Лужицы покрыло тонким ледком, я наступала на него, и он хрустко лопался.
– И вообще может ли быть учитель безжалостным?
– Как всякий человек, – ответил Аполлоша. – Должен быть и безжалостным, если речь идет о дурном, о враждебном, о том, что калечит душу.
Я срывала осиновые листья, полыхавшие яркими огоньками – лимонным, оранжевым, алым.
– Надо конкретно, – сказал Аполлон Аполлинарьевич. – Не люблю общих положений. Они как рецепты, а в нашем деле рецептов не бывает. Всякий раз новое.
– А я конкретно. О своих зайчишках. Им-то требуется жалость!
Директор закашлялся, но промолчал.
– Вам приходилось работать с сиротами? – спросила я.
– В моей бывшей школе они были, но, как правило, жили с родными, с бабушкой, например. А чтобы сразу двадцать два, никогда.
– Я перечитала Макаренко, но кроме общепедагогических посылов – ничего.

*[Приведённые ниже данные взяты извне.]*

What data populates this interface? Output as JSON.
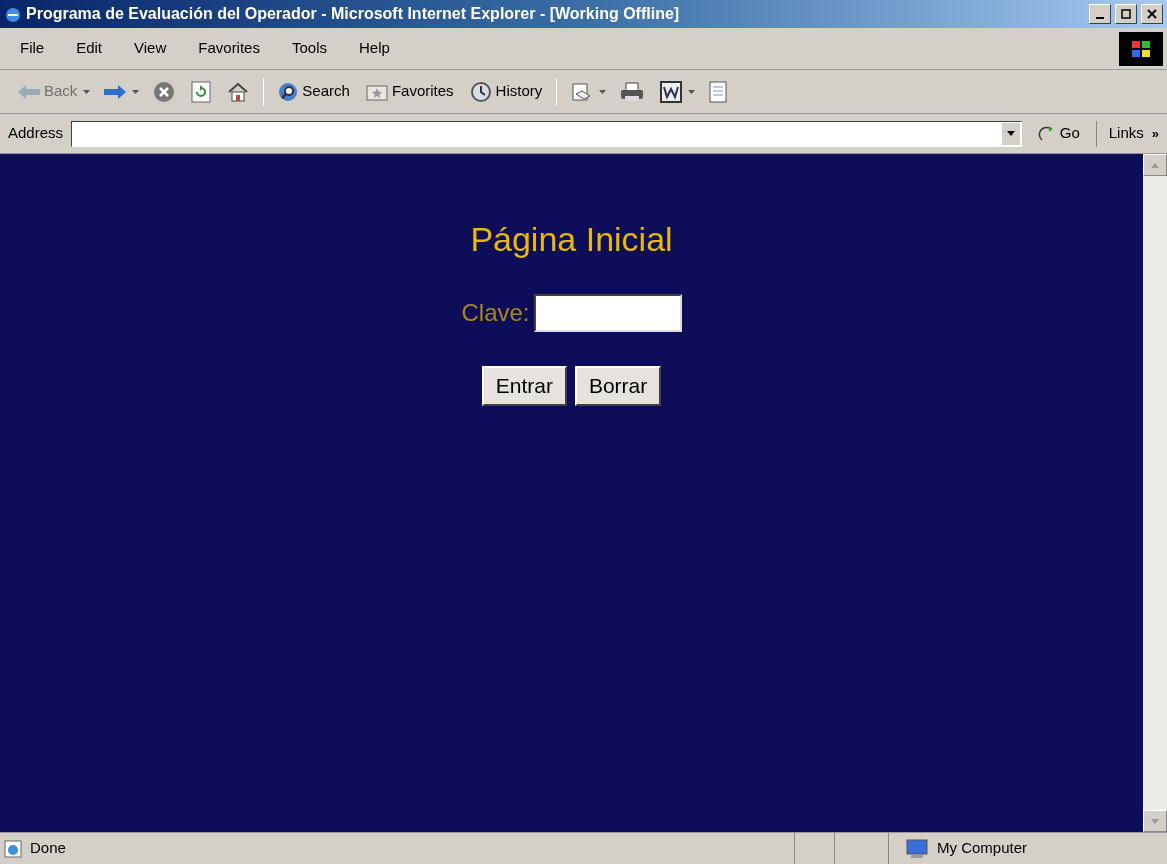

– Вряд ли опыт его колонии применим у нас.
– Но ведь порой просто не знаешь, как поступать.
– Да вы не печальтесь. Хотите, раскрою секрет? – Он расплылся, развел руки в сторону. – Этот секрет еще мои бабушки и дедушки открыли. И родители мои частенько пользовали. Когда не знаете, как поступать, поступайте естественно. – Он рассыписто засмеялся. – Это вам я, естественник, говорю. Естественно! Самая высокая правда!
Я улыбнулась ему в ответ. А он молодец, кругленький наш директор! Рассказать бы ему, как я решала, в насколько естественным виде мне с девчонками под душем быть. Но Аполлоше не расскажешь. Все-таки мужчина, хоть и директор школы. Да и одной естественности маловато, нужна наука, а книга для работников детдома, которую я проштудировала, дала не ахти как много. Но, главное, нужно сердце. Однако и сердце не беспредельно. На сколько детей может его хватить? На сотню? Но это же просто фраза, которая становится преступно бессмысленной, если говорить о живых людях и о мере, которой взвешиваются реальные, а не выдуманные, не воздушные чувства. Чувств каждому дано в пределах, человеческое естество не безгранично, и даже такая нежная материя, как сердечность, не бесконечна.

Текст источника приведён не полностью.